Peran Serta Masyarakat
Di era reformasi yang serba terbuka sepertisekarang ini perlu dikembangkan wacana adanya demokrasi partisipatoris dalam proses pembentukan perundang-undangan guna menghasilkan produk perundang-undangan yang responsif. Oleh karena itu, sumbangan pemikiran berkaitan dengan partisipasi masyarakat dalam proses pembentukan perundang-undangan sangat diperlukan. Produk perundang-undangan pada masa Orde Baru lebih merupakan proses yang top down sehingga pada gilirannya banyak produk perundang-undangan yang merugikan masyarakat namun tetap harus diterima oleh bangsa Indonesia dan berakhir pada adanya reformasi 1998. Sementara itu, pasca reformasi 1998 tuntutan proses pembentukan perundang-undangan yang partisipatif terasa meningkat seiring dengan terjadinya dinamika proses politik yang semakin demokratis. Proses pembentukan perundang-undangan di masa yang akan datang akan terus meningkat sejalan dengan tingkat kesadaran berdemokrasi dan kompleksitas kehidupan bermasyarakat, berbangsa dan bernegara di Indonesia.

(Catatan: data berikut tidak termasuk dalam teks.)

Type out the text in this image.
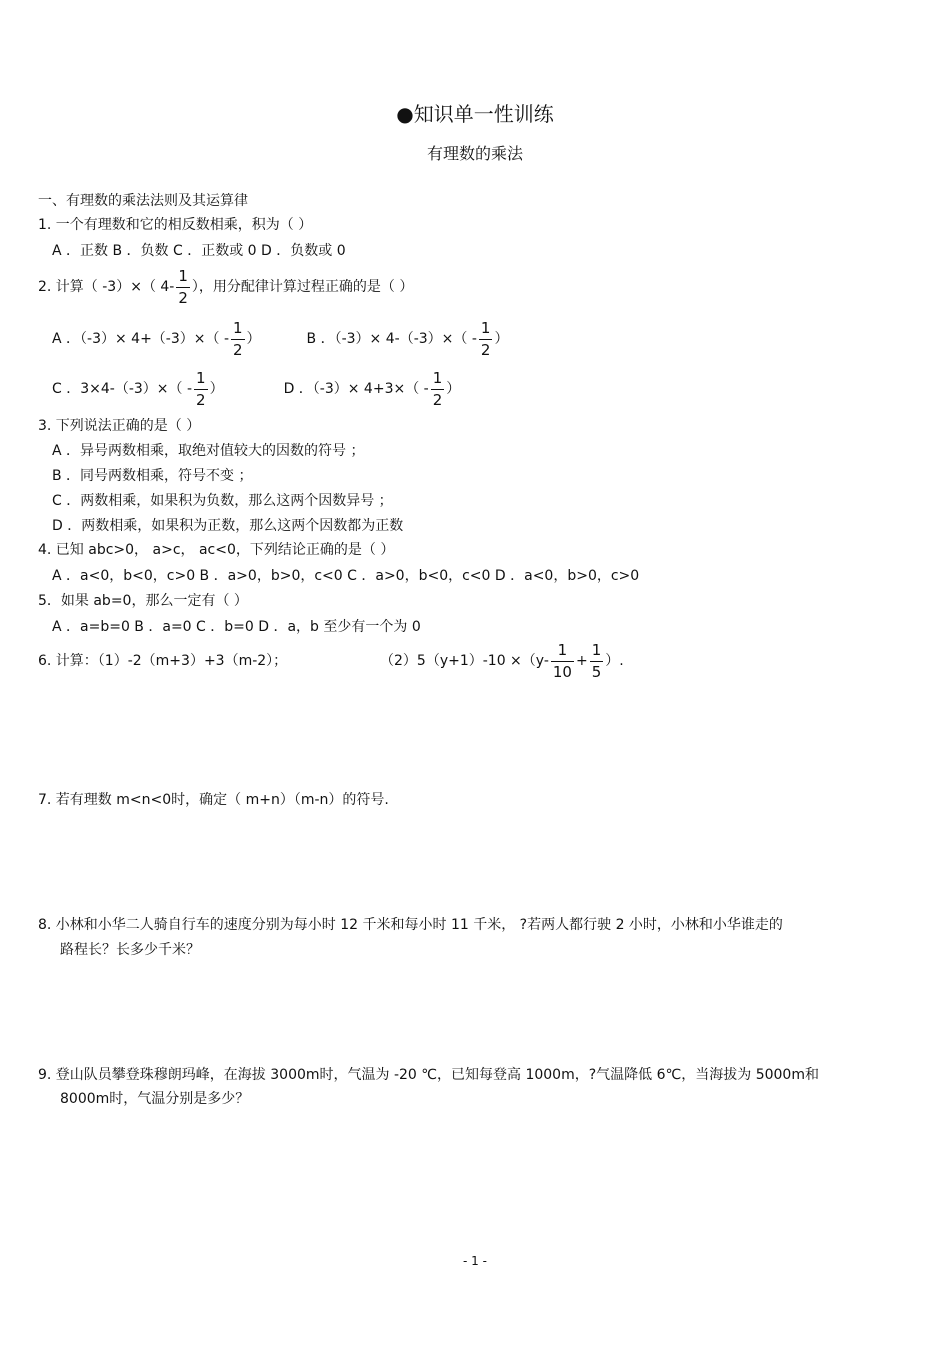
●知识单一性训练
有理数的乘法
一、有理数的乘法法则及其运算律
1. 一个有理数和它的相反数相乘，积为（ ）
A ．正数 B ．负数 C ．正数或 0 D ．负数或 0
2. 计算（ -3）×（ $4- \frac{1}{2}$ ），用分配律计算过程正确的是（ ）
A ．$(-3)\times 4+(-3)\times( - \frac{1}{2}$ ）	B ．$(-3)\times 4-(-3)\times( - \frac{1}{2}$ ）
C ．$3\times 4-(-3)\times( - \frac{1}{2}$ ）	D ．$(-3)\times 4+3\times( - \frac{1}{2}$ ）
3. 下列说法正确的是（ ）
A ．异号两数相乘，取绝对值较大的因数的符号 ；
B ．同号两数相乘，符号不变 ；
C ．两数相乘，如果积为负数，那么这两个因数异号 ；
D ．两数相乘，如果积为正数，那么这两个因数都为正数
4. 已知 abc>0， a>c， ac<0，下列结论正确的是（ ）
A ．a<0，b<0，c>0 B ．a>0，b>0，c<0 C ．a>0，b<0，c<0 D ．a<0，b>0，c>0
5．如果 ab=0，那么一定有（ ）
A ．a=b=0 B ．a=0 C ．b=0 D ．a，b 至少有一个为 0
6. 计算：（1）-2（m+3）+3（m-2）；	$(2)5(y+1)-10 \times(y- \frac{1}{10} + \frac{1}{5}$ ）.
7. 若有理数 m<n<0时，确定（ m+n）（m-n）的符号.
8. 小林和小华二人骑自行车的速度分别为每小时 12 千米和每小时 11 千米， ?若两人都行驶 2 小时，小林和小华谁走的
路程长？长多少千米？
9. 登山队员攀登珠穆朗玛峰，在海拔 3000m时，气温为 -20 ℃，已知每登高 1000m，?气温降低 6℃，当海拔为 5000m和
8000m时，气温分别是多少？
- 1 -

Saifudin dalam buku Partisipasi Masyarakat Dalam Pembentukan Peraturan Perundang-Undangan (2009) Partisipasi masyarakat dalam proses pembentukan undang-undang pada dasarnya dapat dilakukan dalam berbagai model pilihan partisipasi sesuai dengan tingkat perkembangan politik suatu negara. Partisipasi masyarakat ini akan tergantung dari kesadaran masyarakat dalam tatanan kehidupan bermasyarakat berbangsa dan bernegara. Untuk memberikan kejelasan lebih lanjut tentang pendekatan ini, menarik untuk disimak uraian penulis dalam buku ini berkaitan dengan adanya pemahaman terhadap masing-masing model partisipasi publik tersebut adalah sebagai berikut:
a.       Model Pertama : Pure Representative Democracy
Sifat partisipasi masyarakat masih “pure” atau murni. Artinya, keterlbatan rakyat dalam pengambilan keputusan publik dilakukan oleh wakil-wakil (DPR)
b.      Model Kedua : A Basic Model of Public Participation
Rakyat telah melakukan interaksi keterlibatannya dalam proses pengambilan keputusan, tidak hanya melalui pemilihan umum tetapi dalam waktu yang sama juga melakukan kontak dengan lembaga perwakilan.
c.       Model Ketiga : A Realism Model of Public Participation
Dalam model pilihan yang ketiga ini, public participation pelaku-pelakunya cenderung dilakukan dan didominasi oleh adanya kelompok-kelompok kepentingan dan organisasi-organisasi lainnya yang diorganisir.